Architecture of Aaina Mahal

Aina Mahal is one of the finest specimens of Indo-Saracenic architectures in India. Ram Singh Malam built the two-storeyed structure with care and creativity. It consists of a Darbar Hall or court, residential suits for the royal family and a Hall of Mirrors.

The palace compound is highlighted with majestic archways, exquisitely designed balconies dotted with pillars, grand chandeliers hanging from the high ceiling, art pieces like Hogarth's "The Rake's Progress" and a portrait of "Catherine the Great cheek" by Jowl, ornate fountains and elaborate windows with stained glasses – everything designed by Malam himself and made under his direct supervision.

The walls and pillars of the palace are adorned with numerous mirrors and glassworks in various sizes and designs - doing justice to its name. The top floor and some other parts of the palace have been demolished because of the tragic 2001 Bhuj earthquake. However, the Hall of Mirrors and certain sight-worthy portions have been restored and turned into a museum for the tourists to visit and see for themselves the brilliant artistry of Ram Singh Malam.

Main Attractions of Aaina Mahal

Hall of Mirrors
The Hall of Mirrors is a unique room in the palace that you will hardly ever find anywhere else. It is a vast room with stark white marble walls covered with mirrors of different shapes and sizes and other gilded ornaments. The whole place looks hypnotising once you step inside with so many glasses shimmering and reflecting off each other. The floor of this hall is laid with tiles, European in style but local in make.

The museum displays an impressive collection of weapons, glass paintings, canvas paintings, photographs, royal furniture and possessions, classic embroidery work and many more things. Among the most exquisite collections, one is the 15 metres long scroll that depicts the royal procession of Maharao Shri Pagmalji Bahadur. There is also a pendulum clock synced with the Hindu calendar which was built by Ram Singh himself, with precious gold and ivory work.

Darbar Hall
The magnificent courtroom has the royal throne made of ivory on an elevated platform at the end, along with a small moat around it. The cavity used to be filled with water to keep the area cool since Bhuj is very much of a dry and arid region. The courtroom has the best kind of Chinese tiling, Venetian-style chandeliers and glasswork all around the place.

History of Aaina Mahal

Aina Mahal was the royal palace of Rao Lakhpatji, popularly known as Lakhaji, the ruler from the Jadeja Rajput dynasty who ruled over the princely state of Kutch from 1741 to 1752 as a regent and then till 1760 as the monarch till his death. He was passionate about artistic beauty, and it was his dream to build a palace unlike any other.

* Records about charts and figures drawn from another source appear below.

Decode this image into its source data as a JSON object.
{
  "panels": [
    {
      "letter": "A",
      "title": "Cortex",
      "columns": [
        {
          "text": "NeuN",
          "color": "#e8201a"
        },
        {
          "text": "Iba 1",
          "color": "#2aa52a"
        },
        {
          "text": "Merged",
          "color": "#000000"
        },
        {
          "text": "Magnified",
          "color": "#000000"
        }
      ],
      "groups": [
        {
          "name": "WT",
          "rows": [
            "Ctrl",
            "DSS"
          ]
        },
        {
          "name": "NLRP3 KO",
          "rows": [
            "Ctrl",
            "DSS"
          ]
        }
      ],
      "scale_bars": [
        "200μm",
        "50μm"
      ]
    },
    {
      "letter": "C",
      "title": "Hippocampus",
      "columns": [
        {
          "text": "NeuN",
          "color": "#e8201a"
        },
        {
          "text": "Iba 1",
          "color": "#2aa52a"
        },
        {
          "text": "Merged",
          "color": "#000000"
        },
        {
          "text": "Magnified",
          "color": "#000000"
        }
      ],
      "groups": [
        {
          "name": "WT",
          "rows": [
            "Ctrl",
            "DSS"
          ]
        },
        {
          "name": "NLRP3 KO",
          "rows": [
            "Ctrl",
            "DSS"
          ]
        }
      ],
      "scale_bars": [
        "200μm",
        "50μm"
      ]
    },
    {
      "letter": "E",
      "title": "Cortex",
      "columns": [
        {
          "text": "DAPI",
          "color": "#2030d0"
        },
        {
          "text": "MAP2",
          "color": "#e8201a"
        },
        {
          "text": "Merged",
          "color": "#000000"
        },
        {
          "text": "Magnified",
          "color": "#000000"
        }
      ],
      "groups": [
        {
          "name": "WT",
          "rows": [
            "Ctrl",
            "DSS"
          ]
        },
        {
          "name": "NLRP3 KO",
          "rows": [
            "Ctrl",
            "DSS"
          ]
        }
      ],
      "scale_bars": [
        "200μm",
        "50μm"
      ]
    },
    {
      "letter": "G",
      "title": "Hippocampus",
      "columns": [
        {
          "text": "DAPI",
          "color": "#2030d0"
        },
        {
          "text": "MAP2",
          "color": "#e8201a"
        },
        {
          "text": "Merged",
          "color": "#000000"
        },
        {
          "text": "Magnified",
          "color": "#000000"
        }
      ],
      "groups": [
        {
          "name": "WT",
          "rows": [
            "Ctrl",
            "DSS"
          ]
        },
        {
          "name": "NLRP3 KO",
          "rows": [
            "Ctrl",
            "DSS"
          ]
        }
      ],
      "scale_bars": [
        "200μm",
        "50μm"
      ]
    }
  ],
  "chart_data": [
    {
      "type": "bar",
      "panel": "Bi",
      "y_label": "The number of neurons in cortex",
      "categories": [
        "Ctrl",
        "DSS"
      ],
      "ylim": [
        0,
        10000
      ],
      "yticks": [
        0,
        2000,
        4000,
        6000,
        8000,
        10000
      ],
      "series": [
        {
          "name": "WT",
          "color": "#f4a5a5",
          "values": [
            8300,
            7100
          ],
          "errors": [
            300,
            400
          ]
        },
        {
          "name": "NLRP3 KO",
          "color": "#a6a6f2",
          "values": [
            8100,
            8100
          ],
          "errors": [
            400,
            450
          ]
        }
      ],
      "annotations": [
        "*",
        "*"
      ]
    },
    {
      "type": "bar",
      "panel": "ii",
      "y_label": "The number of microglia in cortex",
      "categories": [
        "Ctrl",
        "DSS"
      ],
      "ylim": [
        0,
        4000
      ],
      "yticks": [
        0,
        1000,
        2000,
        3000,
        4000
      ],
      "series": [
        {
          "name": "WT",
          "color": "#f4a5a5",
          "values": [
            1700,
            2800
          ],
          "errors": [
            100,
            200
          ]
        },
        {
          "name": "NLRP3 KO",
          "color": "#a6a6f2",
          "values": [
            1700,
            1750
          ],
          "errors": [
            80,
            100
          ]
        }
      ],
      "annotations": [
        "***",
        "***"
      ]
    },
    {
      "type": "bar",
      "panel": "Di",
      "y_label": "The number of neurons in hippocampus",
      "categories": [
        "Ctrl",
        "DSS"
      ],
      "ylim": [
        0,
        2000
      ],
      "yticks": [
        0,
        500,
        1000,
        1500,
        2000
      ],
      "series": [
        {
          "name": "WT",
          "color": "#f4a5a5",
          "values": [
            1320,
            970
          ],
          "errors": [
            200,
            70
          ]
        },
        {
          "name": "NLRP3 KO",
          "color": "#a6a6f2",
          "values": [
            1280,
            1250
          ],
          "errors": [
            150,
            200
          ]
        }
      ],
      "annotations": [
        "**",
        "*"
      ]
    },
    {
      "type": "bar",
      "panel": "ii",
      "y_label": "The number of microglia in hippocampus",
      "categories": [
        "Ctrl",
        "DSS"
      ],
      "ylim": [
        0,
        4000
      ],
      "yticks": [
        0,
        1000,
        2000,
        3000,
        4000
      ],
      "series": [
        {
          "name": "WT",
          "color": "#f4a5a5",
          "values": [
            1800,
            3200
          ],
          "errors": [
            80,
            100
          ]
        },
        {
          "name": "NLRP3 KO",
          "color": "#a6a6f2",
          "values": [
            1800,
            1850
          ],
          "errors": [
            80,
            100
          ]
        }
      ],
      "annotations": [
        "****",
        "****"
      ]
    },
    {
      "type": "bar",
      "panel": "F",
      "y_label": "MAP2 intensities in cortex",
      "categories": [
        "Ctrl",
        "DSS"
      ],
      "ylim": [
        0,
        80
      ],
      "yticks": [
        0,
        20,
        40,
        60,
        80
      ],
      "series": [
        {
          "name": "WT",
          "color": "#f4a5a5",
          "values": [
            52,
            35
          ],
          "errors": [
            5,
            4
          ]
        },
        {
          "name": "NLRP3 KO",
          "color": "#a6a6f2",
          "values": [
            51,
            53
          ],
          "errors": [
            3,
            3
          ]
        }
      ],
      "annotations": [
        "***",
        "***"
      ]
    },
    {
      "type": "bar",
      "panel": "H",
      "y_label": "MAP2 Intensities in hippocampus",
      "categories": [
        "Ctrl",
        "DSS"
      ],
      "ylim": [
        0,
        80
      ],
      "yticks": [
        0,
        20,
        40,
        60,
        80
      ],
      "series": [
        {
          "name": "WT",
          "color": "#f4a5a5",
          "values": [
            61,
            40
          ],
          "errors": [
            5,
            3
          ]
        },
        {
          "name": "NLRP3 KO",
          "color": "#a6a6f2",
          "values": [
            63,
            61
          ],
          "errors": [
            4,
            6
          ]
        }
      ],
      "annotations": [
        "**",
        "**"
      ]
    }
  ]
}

This is where the architect of Aina Mahal, Ram Singh Malam comes in. He was a master craftsman who was highly skilled in the art of tiling, enamelling, glasswork, clock making and many such delicate creative architecture and engineering. Ram Singh had mastered expertise in all these from the Netherlands and thus was a level apart from any of the indigenous artists.

Inevitably, he was accredited with the task of building the royal palace and thus Aina Mahal came into being. Unlike other builders, he made everything from scratch. Ram Singh embellished the palace putting everything he learnt into it. From the Venetian-style chandeliers and tinted glasses to authentic forged cannons, everything was manufactured in the factories and iron foundries in Mandvi, Bhuj and a few other places under his supervision.

How To Reach Aina Mahal

Within Bhuj, you can reach the Aina Mahal easily by state transport buses which is the common form of conveyance or by hiring a local vehicle - whatever suits you better.